Foreclosures Frequently Asked Questions
I am a second time home buyer but on a limited and strict budget. I need to find a home that offers maximum space inside and out for my dollars. What advice do you have for me as I start looking for an opportunity in the foreclosures market in my county?
Be aware that distressed price foreclosures with potential are snapped up very fast indeed. So our advice is to get your financing prequalified before you identify possible foreclosure deals. Know exactly how much will be available, not only for the bid price on the possible property, but also for the one off costs that you may be faced with before you can live in the home. How long the property has been unoccupied, or under the threat of foreclosure, is important to know as this most likely will mean higher costs of essential repairs. Note that if you intend to bid on property subject to a published Notice of Sale, you must have cash or a cashier’s cheque ready.
When does the foreclosure process legally commence?
The process of foreclosure commences when the Notice of Default is a matter of public record. The lender will have given a period of notice to the property owner of his intent prior to filing. Most commonly mortgage payments will have fallen 2 to 3 months in arrears.

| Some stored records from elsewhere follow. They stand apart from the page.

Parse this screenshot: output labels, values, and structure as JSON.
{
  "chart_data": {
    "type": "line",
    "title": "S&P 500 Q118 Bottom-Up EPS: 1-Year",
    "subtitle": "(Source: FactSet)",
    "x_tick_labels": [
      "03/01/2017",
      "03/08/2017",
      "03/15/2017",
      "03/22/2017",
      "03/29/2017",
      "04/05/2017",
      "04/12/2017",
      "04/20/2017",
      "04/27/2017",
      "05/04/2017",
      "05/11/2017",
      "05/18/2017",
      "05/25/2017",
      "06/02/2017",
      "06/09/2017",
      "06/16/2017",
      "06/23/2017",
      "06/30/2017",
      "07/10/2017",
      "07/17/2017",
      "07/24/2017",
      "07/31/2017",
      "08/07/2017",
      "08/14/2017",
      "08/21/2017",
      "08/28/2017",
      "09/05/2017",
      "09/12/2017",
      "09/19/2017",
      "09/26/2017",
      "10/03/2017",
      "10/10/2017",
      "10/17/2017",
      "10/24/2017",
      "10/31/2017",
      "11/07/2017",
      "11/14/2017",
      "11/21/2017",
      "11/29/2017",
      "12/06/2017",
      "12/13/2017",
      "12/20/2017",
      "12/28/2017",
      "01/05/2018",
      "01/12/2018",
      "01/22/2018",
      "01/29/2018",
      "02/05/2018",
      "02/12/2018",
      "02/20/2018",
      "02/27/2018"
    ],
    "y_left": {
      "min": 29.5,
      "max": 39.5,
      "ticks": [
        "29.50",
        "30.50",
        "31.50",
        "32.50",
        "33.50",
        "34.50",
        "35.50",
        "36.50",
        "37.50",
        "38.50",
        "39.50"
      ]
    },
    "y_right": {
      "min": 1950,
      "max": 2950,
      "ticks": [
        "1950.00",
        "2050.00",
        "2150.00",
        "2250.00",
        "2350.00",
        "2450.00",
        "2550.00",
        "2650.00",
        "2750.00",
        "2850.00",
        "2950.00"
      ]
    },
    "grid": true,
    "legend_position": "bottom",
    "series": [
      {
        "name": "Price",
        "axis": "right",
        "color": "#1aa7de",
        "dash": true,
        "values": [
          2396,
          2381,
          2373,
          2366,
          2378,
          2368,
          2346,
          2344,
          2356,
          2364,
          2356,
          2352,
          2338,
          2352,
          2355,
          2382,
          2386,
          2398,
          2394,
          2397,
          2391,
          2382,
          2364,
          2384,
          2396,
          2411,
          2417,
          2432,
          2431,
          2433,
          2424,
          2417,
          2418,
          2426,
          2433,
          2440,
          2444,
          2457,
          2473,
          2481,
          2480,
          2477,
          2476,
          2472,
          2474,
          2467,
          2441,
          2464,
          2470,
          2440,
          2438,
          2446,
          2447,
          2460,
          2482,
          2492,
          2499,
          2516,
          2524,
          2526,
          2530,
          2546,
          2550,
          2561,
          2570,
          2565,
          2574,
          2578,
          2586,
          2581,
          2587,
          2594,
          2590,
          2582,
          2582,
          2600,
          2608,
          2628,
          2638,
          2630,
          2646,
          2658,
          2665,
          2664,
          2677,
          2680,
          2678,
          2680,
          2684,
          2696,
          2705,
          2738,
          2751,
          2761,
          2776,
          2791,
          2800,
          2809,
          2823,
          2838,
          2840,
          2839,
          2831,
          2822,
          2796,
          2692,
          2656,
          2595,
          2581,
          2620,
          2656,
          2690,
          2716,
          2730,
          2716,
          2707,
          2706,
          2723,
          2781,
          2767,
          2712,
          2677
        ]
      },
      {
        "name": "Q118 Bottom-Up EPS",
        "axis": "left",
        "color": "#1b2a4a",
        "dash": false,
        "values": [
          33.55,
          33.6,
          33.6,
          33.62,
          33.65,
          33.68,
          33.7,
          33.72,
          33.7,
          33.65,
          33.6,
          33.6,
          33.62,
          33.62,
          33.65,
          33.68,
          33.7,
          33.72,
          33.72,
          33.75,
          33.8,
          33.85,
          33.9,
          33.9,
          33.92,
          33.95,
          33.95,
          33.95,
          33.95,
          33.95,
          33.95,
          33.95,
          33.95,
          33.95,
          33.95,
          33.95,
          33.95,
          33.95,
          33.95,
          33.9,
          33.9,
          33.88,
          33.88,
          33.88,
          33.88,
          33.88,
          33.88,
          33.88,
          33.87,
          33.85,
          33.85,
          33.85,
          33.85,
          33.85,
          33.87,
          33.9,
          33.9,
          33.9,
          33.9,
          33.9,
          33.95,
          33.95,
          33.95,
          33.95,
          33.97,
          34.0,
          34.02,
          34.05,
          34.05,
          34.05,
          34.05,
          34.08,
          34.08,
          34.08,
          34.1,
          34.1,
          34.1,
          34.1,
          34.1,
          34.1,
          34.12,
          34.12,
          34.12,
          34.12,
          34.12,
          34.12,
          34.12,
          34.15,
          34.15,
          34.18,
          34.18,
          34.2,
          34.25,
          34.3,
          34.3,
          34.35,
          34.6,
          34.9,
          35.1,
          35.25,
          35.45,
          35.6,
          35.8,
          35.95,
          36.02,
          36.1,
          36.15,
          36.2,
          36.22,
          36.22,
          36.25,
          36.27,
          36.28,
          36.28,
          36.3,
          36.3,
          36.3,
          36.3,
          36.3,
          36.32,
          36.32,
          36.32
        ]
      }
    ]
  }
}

Note that the NOD must be recorded in the county in which the property in question is to be found.
In Real Estate foreclosures what is a short sale?
The property is in the foreclosure process (a Notice of default has been published) but the property owner still owns the real estate in question. The lender or lenders agree to accept that the property will sell for less that the total of the loan(s). Note that the lender(s) can require the buyer to make up the shortfall.
I am considering looking at foreclosure property to ensure that this time out I get a bargain! If possible I would like to do this without paying Real Estate commissions. Can you help me be better informed about the buying process?
Take all the pain out of the first step, identifying suitable properties. Use the fast easy to drive tools now available on the Web to search the database of listings in the county or city of choice (best choose one you know well enough). Take advantage of free trial periods offered by the listings sites to test out the ease of use, range and freshness of property on offer. Remember that good deals go fast.
Once you have identified a small number of foreclosure homes, get the full sales values of other property in the neighbourhood – use the web listings again!
Then there is a bit of legwork to be done, this can be a challenging process when time may be against you. Here are some of the steps you need to take. Inspect the property thoroughly to assess or engage expertise to assess, the cost of essential repairs. Conduct a title search to verify ownership, research existence of all liens, identify any potential problems. Get the minimum bid price from the trustee for the impending sale.Check out with him if there is a redemption period for the previous owner(s).
Is there a difference between REO and bank foreclosures?
A bank foreclosure is also known as a Bank Repo and a REO, or Real Estate owned by the lender, in this case the bank. REO is the description of any real estate reverting back to the lender following an unsuccessful trustee sale or foreclosure auction.
Give me some examples of the extra costs I must consider when estimating the ROI of a possible foreclosure property purchase.
Property sold as a foreclosure sale is sold “as is” and that may mean the cost of an eviction as well as repairs and some renovation. If REO ( owned by bank), the bank may do some repairs after handling any eviction necessary. Were you able to inspect the property thoroughly inside and out? Did you note whether any of the usual range of appliances were in place and included in the deal? Remember to cost in the interest on borrowed funds while you wait for repairs to be completed, lost rents, all those costs associated with time delays.